Apa Itu Silent Treatment? Ternyata Dampaknya Bisa Bikin Mental Kena!
JAKARTA, GENVOICE.ID - Belakangan ini istilah silent treatment makin sering muncul di media sosial, terutama saat banyak orang mulai sadar kalau sikap mendiamkan pasangan atau orang terdekat ternyata bukan hal sepele. Sekilas mungkin terlihat cuma diam biasa saat marah, tapi kalau dilakukan terus-menerus, efeknya bisa bikin hubungan jadi rusak perlahan.
Fenomena ini banyak terjadi dalam hubungan asmara, pertemanan, keluarga, bahkan lingkungan kerja. Tidak sedikit orang yang mengaku pernah jadi korban silent treatment dan merasa mentalnya terkuras karena terus diabaikan tanpa penjelasan jelas.
Yang bikin situasi makin berat, orang yang menerima perlakuan ini biasanya jadi bingung sendiri. Mereka tidak tahu salahnya apa, harus mulai ngobrol dari mana, atau apakah hubungan tersebut masih baik-baik saja.
Karena itu, silent treatment sekarang mulai dianggap sebagai salah satu bentuk komunikasi yang tidak sehat jika dilakukan secara berlebihan dan terus berulang.
Apa Itu Silent Treatment?
Silent treatment adalah perilaku mendiamkan seseorang saat sedang ada konflik atau masalah. Biasanya, seseorang memilih menghindari komunikasi dan sengaja tidak merespons lawan bicaranya dalam waktu tertentu.

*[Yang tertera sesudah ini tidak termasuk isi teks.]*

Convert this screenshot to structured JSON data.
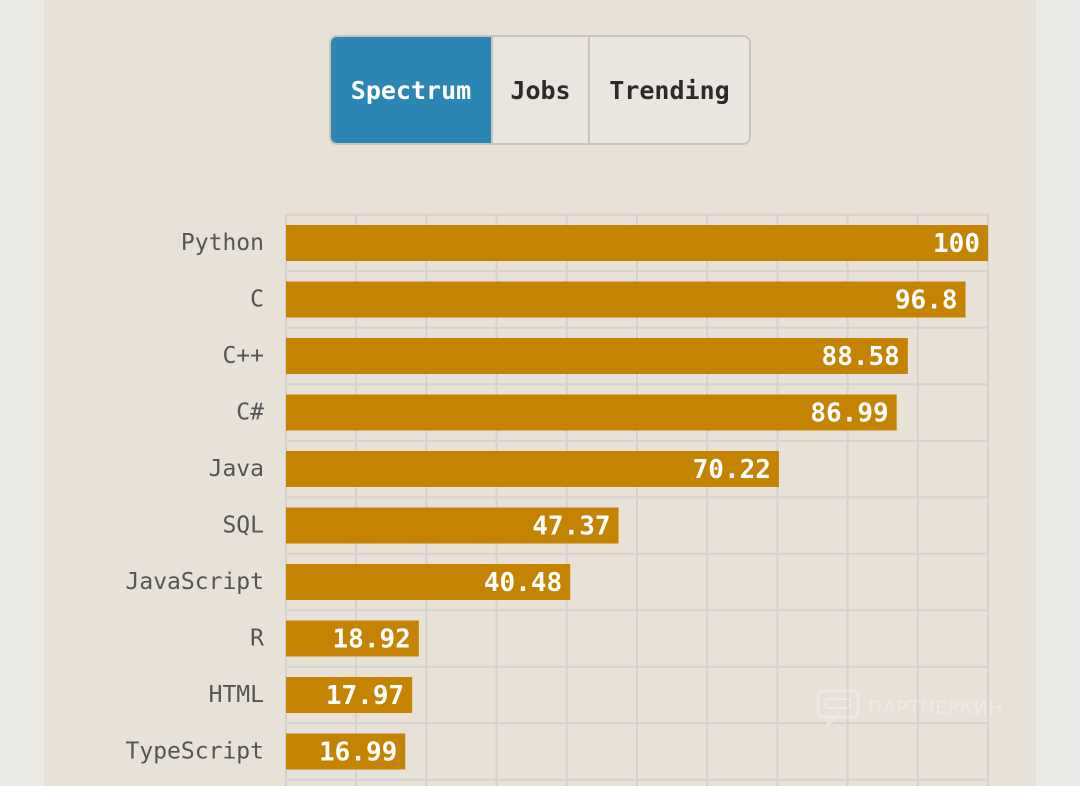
{
  "tabs": [
    {
      "label": "Spectrum",
      "active": true
    },
    {
      "label": "Jobs",
      "active": false
    },
    {
      "label": "Trending",
      "active": false
    }
  ],
  "watermark": {
    "text": "ПАРТНЕРКИН"
  },
  "colors": {
    "bar": "#c48300",
    "tab_active": "#2b86b4",
    "label_text": "#555555",
    "value_text": "#ffffff",
    "grid": "#d6d2cb"
  },
  "chart_data": {
    "type": "bar",
    "orientation": "horizontal",
    "categories": [
      "Python",
      "C",
      "C++",
      "C#",
      "Java",
      "SQL",
      "JavaScript",
      "R",
      "HTML",
      "TypeScript"
    ],
    "values": [
      100,
      96.8,
      88.58,
      86.99,
      70.22,
      47.37,
      40.48,
      18.92,
      17.97,
      16.99
    ],
    "value_labels": [
      "100",
      "96.8",
      "88.58",
      "86.99",
      "70.22",
      "47.37",
      "40.48",
      "18.92",
      "17.97",
      "16.99"
    ],
    "xlim": [
      0,
      100
    ],
    "grid": true,
    "title": "",
    "xlabel": "",
    "ylabel": ""
  }
}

Perilaku ini berbeda dengan mengambil jeda sebentar untuk menenangkan diri sebelum kembali ngobrol baik-baik. Kalau jeda sehat biasanya punya tujuan memperbaiki situasi, silent treatment justru sering dipakai untuk menghindar atau memberi hukuman emosional ke orang lain.

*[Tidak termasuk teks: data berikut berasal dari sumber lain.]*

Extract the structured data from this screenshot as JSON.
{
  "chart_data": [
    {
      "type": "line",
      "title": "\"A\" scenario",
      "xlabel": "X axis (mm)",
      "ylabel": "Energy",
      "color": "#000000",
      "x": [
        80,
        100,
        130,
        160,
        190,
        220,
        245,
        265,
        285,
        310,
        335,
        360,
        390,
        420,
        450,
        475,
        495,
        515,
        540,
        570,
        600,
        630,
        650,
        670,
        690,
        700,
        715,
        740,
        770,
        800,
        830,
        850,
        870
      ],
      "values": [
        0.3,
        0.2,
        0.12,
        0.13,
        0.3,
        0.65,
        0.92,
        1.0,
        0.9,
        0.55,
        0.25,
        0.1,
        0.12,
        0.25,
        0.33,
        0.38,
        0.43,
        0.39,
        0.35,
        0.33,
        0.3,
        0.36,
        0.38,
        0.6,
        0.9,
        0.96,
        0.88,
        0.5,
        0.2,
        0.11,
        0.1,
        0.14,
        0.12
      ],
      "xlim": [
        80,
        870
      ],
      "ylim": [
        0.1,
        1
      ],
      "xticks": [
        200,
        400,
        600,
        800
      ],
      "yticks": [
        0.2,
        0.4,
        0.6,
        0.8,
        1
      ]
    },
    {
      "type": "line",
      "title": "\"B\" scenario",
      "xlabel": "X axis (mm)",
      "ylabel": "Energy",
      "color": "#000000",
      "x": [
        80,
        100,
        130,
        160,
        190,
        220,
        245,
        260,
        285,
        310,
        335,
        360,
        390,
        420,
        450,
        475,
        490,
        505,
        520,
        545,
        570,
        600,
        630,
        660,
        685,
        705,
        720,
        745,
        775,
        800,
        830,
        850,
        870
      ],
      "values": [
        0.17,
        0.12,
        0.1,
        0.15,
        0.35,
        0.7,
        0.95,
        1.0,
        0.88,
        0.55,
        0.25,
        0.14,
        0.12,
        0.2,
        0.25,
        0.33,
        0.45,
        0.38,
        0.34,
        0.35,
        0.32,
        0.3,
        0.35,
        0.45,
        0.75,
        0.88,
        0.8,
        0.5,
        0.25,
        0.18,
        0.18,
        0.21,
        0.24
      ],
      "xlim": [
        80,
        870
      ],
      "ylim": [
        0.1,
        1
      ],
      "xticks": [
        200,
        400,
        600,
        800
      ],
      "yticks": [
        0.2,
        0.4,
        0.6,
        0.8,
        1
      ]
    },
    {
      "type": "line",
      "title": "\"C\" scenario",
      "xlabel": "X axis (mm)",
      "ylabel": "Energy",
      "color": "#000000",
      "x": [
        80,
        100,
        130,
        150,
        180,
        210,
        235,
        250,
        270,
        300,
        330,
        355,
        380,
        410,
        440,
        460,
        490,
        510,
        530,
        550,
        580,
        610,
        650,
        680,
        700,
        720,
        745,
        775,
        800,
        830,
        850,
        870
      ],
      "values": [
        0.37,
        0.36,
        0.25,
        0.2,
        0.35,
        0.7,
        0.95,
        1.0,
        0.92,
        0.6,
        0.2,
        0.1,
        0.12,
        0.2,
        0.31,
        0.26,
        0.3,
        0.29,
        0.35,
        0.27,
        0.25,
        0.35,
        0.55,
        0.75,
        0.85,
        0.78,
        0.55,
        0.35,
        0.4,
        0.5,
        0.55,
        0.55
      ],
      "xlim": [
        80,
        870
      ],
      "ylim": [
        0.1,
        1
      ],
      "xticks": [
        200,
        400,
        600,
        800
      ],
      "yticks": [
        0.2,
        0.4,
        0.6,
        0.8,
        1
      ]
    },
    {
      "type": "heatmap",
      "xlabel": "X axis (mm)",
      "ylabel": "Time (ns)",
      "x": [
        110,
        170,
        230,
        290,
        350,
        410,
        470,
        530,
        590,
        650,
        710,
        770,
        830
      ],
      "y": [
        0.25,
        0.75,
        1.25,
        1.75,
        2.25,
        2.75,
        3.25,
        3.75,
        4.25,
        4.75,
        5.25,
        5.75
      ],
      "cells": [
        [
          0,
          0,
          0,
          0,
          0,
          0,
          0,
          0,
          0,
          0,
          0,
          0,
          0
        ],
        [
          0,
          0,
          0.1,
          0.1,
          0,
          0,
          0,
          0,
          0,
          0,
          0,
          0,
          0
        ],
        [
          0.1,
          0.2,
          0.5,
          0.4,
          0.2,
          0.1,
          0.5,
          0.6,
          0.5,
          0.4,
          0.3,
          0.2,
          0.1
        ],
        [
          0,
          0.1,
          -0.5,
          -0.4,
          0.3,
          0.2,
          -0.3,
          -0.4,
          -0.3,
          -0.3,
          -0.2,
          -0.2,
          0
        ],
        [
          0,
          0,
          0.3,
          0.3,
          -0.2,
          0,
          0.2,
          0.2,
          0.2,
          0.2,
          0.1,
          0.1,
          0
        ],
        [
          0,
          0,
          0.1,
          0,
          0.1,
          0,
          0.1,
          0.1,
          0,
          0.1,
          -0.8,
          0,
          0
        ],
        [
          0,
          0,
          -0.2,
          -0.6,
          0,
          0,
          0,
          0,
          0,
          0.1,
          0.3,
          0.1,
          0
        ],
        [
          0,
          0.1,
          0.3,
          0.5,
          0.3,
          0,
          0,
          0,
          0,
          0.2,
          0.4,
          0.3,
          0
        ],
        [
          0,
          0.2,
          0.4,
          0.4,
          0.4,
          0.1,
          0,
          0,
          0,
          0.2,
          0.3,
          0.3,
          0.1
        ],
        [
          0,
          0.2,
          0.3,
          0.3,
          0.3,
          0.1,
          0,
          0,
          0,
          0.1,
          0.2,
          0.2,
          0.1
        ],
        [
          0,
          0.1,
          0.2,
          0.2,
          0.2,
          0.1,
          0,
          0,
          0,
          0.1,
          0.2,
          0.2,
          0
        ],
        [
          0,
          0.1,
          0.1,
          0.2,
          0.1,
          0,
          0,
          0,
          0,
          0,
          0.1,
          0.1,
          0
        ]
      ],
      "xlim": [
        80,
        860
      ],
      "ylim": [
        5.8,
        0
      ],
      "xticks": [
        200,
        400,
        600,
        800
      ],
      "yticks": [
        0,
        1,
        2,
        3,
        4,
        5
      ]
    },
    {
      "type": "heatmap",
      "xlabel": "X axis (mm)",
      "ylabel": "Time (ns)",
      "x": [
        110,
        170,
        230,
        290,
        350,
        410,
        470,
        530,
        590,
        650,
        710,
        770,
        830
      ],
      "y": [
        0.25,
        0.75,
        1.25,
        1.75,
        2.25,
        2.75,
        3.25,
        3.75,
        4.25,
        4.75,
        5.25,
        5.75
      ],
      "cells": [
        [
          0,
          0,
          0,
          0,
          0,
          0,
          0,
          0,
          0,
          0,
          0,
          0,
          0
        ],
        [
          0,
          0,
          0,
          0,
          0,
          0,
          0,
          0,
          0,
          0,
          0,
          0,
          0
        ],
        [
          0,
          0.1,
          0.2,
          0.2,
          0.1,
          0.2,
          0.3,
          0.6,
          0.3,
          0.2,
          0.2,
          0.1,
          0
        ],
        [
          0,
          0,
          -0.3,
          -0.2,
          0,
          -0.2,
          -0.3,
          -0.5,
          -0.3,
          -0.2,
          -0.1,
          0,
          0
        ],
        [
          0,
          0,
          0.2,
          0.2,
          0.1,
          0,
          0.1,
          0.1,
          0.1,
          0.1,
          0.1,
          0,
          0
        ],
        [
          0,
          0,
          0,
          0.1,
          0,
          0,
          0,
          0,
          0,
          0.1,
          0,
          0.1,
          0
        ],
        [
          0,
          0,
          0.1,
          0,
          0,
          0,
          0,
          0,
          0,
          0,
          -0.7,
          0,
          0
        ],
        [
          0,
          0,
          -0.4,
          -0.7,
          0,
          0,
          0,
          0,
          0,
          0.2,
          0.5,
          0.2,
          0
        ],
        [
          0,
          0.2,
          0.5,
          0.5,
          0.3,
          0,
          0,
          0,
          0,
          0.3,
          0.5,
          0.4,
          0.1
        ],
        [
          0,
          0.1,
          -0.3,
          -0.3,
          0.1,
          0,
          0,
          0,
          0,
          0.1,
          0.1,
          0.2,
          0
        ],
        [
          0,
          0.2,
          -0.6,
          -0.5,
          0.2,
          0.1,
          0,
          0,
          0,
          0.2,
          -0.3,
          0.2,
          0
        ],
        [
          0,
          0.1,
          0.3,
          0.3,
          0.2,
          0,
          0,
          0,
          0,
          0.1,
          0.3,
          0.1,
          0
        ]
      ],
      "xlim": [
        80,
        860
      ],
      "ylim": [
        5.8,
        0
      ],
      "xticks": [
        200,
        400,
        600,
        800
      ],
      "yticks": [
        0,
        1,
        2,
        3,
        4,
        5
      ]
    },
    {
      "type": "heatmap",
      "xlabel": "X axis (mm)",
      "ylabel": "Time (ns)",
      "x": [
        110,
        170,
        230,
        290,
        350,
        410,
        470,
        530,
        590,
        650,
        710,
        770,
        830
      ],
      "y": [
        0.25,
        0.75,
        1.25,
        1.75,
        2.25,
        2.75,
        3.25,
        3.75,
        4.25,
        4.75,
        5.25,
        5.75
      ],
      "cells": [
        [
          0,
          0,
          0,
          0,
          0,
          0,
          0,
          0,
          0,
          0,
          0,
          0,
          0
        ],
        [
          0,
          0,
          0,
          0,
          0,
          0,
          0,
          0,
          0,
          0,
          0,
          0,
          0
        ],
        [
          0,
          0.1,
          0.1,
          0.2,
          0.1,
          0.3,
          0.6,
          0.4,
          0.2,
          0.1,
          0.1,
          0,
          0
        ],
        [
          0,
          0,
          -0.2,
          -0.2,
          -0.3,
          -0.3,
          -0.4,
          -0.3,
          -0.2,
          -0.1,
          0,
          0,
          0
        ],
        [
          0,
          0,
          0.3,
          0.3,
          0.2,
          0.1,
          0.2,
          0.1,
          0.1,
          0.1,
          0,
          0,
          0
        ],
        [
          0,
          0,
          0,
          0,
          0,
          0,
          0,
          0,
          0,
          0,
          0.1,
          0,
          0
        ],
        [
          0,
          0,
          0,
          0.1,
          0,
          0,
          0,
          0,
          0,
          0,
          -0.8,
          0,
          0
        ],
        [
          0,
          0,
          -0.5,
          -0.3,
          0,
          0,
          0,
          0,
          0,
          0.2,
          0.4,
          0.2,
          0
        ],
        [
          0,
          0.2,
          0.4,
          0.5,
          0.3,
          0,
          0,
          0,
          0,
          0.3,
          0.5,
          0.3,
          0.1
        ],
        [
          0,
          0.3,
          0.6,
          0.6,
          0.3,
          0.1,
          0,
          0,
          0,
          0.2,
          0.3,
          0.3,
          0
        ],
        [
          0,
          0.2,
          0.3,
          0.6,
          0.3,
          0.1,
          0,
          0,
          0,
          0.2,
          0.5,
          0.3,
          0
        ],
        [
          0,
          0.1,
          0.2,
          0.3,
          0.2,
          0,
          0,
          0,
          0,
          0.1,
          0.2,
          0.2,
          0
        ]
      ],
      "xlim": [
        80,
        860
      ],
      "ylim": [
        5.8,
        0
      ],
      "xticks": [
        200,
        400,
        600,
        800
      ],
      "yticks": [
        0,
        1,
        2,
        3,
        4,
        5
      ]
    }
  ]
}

Akibatnya, komunikasi jadi buntu dan masalah tidak pernah benar-benar selesai.
Dalam banyak kasus, silent treatment berlangsung cukup lama sampai membuat hubungan terasa canggung dan penuh jarak. Bahkan, perilaku ini sering dikaitkan dengan stonewalling atau sikap menutup diri dalam hubungan interpersonal.

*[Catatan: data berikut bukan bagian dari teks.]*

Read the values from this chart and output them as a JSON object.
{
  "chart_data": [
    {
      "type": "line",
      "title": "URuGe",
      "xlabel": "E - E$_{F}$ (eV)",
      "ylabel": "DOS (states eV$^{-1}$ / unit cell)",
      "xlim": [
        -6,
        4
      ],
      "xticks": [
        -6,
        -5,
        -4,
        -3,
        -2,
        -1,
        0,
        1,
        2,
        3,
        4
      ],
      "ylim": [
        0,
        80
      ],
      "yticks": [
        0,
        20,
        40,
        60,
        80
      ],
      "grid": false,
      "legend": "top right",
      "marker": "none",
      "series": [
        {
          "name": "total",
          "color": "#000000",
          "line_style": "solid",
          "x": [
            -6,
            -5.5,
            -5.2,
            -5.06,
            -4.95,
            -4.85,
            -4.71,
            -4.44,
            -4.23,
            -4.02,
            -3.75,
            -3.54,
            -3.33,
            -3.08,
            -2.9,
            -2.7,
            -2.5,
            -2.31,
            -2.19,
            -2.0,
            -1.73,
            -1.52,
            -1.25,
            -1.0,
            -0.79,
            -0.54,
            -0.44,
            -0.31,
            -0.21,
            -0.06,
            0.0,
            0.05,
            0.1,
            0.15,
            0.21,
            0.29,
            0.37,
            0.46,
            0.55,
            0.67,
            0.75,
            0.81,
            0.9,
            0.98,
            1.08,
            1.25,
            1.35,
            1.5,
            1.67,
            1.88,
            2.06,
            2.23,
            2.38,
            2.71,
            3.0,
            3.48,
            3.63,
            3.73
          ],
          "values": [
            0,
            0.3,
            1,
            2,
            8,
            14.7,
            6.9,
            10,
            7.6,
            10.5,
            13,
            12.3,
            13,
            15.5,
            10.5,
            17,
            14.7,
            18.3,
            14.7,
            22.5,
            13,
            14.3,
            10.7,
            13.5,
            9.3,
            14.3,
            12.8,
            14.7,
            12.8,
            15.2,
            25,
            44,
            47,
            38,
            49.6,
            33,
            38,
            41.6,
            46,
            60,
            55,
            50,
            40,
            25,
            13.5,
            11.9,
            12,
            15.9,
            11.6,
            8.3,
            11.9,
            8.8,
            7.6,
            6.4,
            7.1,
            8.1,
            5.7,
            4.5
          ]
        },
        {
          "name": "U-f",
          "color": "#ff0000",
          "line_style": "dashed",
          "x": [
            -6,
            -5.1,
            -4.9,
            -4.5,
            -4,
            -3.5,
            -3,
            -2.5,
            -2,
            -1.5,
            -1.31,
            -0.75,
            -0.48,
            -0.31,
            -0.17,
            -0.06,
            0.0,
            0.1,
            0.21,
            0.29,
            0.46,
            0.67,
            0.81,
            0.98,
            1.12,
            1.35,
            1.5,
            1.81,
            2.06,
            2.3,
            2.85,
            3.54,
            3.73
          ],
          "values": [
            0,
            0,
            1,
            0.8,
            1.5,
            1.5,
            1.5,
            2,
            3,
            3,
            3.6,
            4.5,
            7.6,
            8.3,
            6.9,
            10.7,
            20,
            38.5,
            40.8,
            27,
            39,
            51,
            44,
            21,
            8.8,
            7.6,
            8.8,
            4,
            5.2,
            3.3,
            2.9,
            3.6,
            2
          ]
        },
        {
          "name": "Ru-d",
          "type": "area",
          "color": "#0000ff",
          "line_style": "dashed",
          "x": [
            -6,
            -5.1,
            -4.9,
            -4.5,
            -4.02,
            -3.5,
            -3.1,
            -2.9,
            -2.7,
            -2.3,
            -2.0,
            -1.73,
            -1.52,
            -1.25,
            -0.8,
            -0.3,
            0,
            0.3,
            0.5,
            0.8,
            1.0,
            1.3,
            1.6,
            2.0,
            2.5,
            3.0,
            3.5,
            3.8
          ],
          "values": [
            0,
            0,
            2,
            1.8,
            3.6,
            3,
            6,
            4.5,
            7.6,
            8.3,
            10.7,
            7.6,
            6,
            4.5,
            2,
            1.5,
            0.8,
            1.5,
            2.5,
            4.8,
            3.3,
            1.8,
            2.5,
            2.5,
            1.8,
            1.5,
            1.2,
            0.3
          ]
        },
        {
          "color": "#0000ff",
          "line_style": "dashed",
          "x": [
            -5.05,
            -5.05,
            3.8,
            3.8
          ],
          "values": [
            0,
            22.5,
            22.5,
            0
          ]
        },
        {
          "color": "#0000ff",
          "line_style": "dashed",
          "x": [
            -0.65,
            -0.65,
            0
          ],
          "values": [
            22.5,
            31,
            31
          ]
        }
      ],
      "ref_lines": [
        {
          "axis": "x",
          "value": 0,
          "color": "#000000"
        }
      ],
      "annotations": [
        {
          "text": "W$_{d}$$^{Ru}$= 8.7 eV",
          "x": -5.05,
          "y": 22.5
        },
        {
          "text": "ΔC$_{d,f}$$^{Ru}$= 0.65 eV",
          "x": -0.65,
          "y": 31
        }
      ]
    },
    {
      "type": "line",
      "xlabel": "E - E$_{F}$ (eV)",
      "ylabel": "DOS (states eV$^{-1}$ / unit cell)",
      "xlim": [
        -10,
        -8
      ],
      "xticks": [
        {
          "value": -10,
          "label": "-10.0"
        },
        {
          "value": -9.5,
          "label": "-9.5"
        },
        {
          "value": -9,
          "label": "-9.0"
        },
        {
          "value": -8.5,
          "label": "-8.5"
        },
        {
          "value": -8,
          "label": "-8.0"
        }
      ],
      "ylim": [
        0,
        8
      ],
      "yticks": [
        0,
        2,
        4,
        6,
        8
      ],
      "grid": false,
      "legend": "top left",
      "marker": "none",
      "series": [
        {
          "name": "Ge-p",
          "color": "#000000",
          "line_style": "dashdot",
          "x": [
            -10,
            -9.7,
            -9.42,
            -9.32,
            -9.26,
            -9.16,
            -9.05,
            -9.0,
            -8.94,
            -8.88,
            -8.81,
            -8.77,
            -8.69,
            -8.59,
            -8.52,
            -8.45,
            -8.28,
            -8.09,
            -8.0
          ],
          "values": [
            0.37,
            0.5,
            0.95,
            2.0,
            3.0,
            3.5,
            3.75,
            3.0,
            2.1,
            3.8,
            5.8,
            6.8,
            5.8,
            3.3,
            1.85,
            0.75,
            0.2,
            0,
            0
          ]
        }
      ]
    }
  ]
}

Tidak selalu karena jahat, beberapa orang melakukan silent treatment karena merasa frustrasi, takut konflik makin besar, atau tidak tahu cara menyampaikan emosi dengan baik. Tapi tetap saja, jika terus dilakukan, dampaknya bisa cukup serius.
Dampak Emosional yang Sering Tidak Disadari
Buat orang yang menerima silent treatment, efeknya bisa sangat menguras mental. Banyak yang merasa sedih, kecewa, marah, bahkan kehilangan rasa percaya diri karena terus diabaikan.
Situasi seperti ini juga sering membuat seseorang overthinking. Mereka mulai menyalahkan diri sendiri, merasa tidak dihargai, sampai takut bicara lagi karena khawatir memperburuk keadaan.
Kalau berlangsung terus-menerus, kondisi ini bisa memicu stres, kecemasan, hingga gangguan emosional lain. Hubungan yang awalnya sehat pun lama-lama berubah jadi penuh tekanan karena komunikasi tidak berjalan dengan baik.
Masalah kecil yang seharusnya bisa diselesaikan lewat obrolan akhirnya malah menumpuk dan menciptakan jarak emosional yang makin besar.
Karena itu, komunikasi terbuka jadi salah satu kunci penting supaya hubungan tetap nyaman dan tidak dipenuhi kesalahpahaman.
Cara Menghadapi Silent Treatment
Menghadapi orang yang tiba-tiba diam memang bukan hal mudah. Apalagi kalau kita tidak tahu alasan kenapa mereka menjauh atau berubah sikap.
Hal pertama yang penting dilakukan adalah tetap tenang dan jangan langsung membalas dengan sikap yang sama. Kalau dua-duanya memilih diam, konflik justru makin sulit selesai.
Memberi waktu sebentar untuk menenangkan emosi bisa jadi langkah yang lebih sehat. Setelah situasi mulai membaik, coba buka komunikasi secara perlahan tanpa nada menyalahkan.
Saat ngobrol, usahakan fokus membahas perasaan diri sendiri daripada menyerang pasangan atau lawan bicara. Cara ini biasanya lebih efektif supaya percakapan tidak berubah jadi pertengkaran baru.
Kalau silent treatment terus terjadi berulang kali dan mulai mengganggu kesehatan mental, bantuan profesional seperti psikolog juga bisa jadi pilihan untuk membantu memperbaiki pola komunikasi dalam hubungan.
Pada akhirnya, hubungan yang sehat bukan soal siapa yang menang saat marah, tapi bagaimana dua orang bisa tetap saling mendengar meski sedang punya masalah.